Run evaluations with one command:

skythought evaluate --model NovaSky-AI/Sky-T1-32B-Preview --task LiveCodeBench

Use the Scorer API to integrate S*-style validation into your own pipelines during data curation or evaluation.

SkyThought natively supports major coding and reasoning benchmarks, including LiveCodeBench, APPS, TACO, and more—making it ideal for research, competitive programming prep, or automated code assessment systems.

Ideal Use Cases

SkyThought shines in scenarios where code correctness is non-negotiable:

Automated software engineering (e.g., AI-assisted coding tools)
Programming competition training (e.g., AIME, OlympiadBench)
Research on test-time scaling and code LLM robustness
Model evaluation pipelines that demand execution-based validation

It works across diverse model architectures and sizes, from 3B to 32B parameters, and integrates seamlessly with open-source models like those in the Sky-T1 series.

Limitations to Consider

While powerful, SkyThought isn’t a universal fix:

It’s optimized for code and reasoning-heavy tasks—it may not add value for general QA or non-executable text generation.
Test-time compute increases due to parallel/sequential sampling and execution—users should balance accuracy gains against latency or cost budgets.
Requires a sandboxed execution environment to safely run generated code during evaluation.

That said, for code-focused applications, the trade-off is often worth it.
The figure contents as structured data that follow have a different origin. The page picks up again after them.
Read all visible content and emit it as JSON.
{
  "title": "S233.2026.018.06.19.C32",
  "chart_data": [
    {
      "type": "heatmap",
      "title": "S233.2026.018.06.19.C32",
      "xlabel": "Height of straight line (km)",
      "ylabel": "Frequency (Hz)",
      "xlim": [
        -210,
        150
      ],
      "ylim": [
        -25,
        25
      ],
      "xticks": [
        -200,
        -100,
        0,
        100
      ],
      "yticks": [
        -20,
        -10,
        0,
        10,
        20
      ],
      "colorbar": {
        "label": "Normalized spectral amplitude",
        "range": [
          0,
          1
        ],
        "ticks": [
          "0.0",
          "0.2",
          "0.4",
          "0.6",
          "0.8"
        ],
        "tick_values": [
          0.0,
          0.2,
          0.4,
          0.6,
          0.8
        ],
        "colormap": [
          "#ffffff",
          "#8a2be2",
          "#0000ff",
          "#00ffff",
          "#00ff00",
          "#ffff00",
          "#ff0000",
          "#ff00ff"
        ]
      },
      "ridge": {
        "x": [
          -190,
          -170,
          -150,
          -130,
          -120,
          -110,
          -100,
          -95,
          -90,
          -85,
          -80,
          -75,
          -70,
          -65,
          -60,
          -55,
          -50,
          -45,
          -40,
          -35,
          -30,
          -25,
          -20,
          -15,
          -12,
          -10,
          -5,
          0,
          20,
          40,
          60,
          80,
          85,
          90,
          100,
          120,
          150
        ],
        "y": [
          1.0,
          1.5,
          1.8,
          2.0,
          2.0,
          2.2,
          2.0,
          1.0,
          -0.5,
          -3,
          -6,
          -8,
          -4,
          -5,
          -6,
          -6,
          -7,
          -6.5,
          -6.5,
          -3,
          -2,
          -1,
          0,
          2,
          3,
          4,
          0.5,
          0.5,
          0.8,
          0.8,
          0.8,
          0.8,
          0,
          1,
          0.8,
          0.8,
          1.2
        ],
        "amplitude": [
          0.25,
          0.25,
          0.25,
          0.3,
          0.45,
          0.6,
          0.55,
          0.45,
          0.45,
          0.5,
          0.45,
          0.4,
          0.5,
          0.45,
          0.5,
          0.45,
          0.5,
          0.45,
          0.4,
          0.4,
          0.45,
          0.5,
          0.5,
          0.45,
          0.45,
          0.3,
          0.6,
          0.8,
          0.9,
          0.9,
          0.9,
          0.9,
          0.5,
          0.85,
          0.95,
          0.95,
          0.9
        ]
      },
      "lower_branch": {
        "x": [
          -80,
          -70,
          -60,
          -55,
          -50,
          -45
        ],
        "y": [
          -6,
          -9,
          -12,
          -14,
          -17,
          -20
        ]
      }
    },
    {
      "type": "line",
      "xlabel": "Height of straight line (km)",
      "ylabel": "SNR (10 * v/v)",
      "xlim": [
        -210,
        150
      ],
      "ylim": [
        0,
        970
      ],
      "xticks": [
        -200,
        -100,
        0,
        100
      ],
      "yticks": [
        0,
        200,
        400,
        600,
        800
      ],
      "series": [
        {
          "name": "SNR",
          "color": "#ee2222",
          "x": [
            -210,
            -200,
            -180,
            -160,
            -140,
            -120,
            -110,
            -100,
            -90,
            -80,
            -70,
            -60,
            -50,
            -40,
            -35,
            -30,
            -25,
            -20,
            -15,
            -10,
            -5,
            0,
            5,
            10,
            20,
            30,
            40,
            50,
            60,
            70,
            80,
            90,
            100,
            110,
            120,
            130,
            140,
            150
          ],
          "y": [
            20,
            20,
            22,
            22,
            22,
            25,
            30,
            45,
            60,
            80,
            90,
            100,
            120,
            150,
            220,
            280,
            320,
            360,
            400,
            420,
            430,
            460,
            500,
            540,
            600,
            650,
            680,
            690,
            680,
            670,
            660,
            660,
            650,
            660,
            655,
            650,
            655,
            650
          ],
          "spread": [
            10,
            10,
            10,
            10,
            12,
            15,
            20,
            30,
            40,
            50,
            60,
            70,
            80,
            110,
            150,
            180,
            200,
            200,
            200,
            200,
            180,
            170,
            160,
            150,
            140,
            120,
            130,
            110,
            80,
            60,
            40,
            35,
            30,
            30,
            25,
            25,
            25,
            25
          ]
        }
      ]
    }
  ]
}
Why SkyThought Stands Out in the Open Ecosystem

In an era where many top-performing models (like o1-preview or QwQ) remain closed, SkyThought is fully open: model weights, training data, recipes, and evaluation code are all available. This enables:

Full reproducibility of results
Community-driven improvements and extensions
Transparent benchmarking without black-box assumptions

By open-sourcing everything—from RL training scripts to data curation logic—SkyThought lowers the barrier for anyone to build, validate, and deploy state-of-the-art code generation systems.

Summary

SkyThought redefines what’s possible at test time for code-generating LLMs. With its S* framework, it turns inference into an active, adaptive process that prioritizes functional correctness over superficial fluency. Whether you’re a researcher pushing the boundaries of AI reasoning, an engineer building coding assistants, or a student exploring LLM capabilities, SkyThought offers a practical, open, and highly effective toolkit to generate better code—without retraining a single model.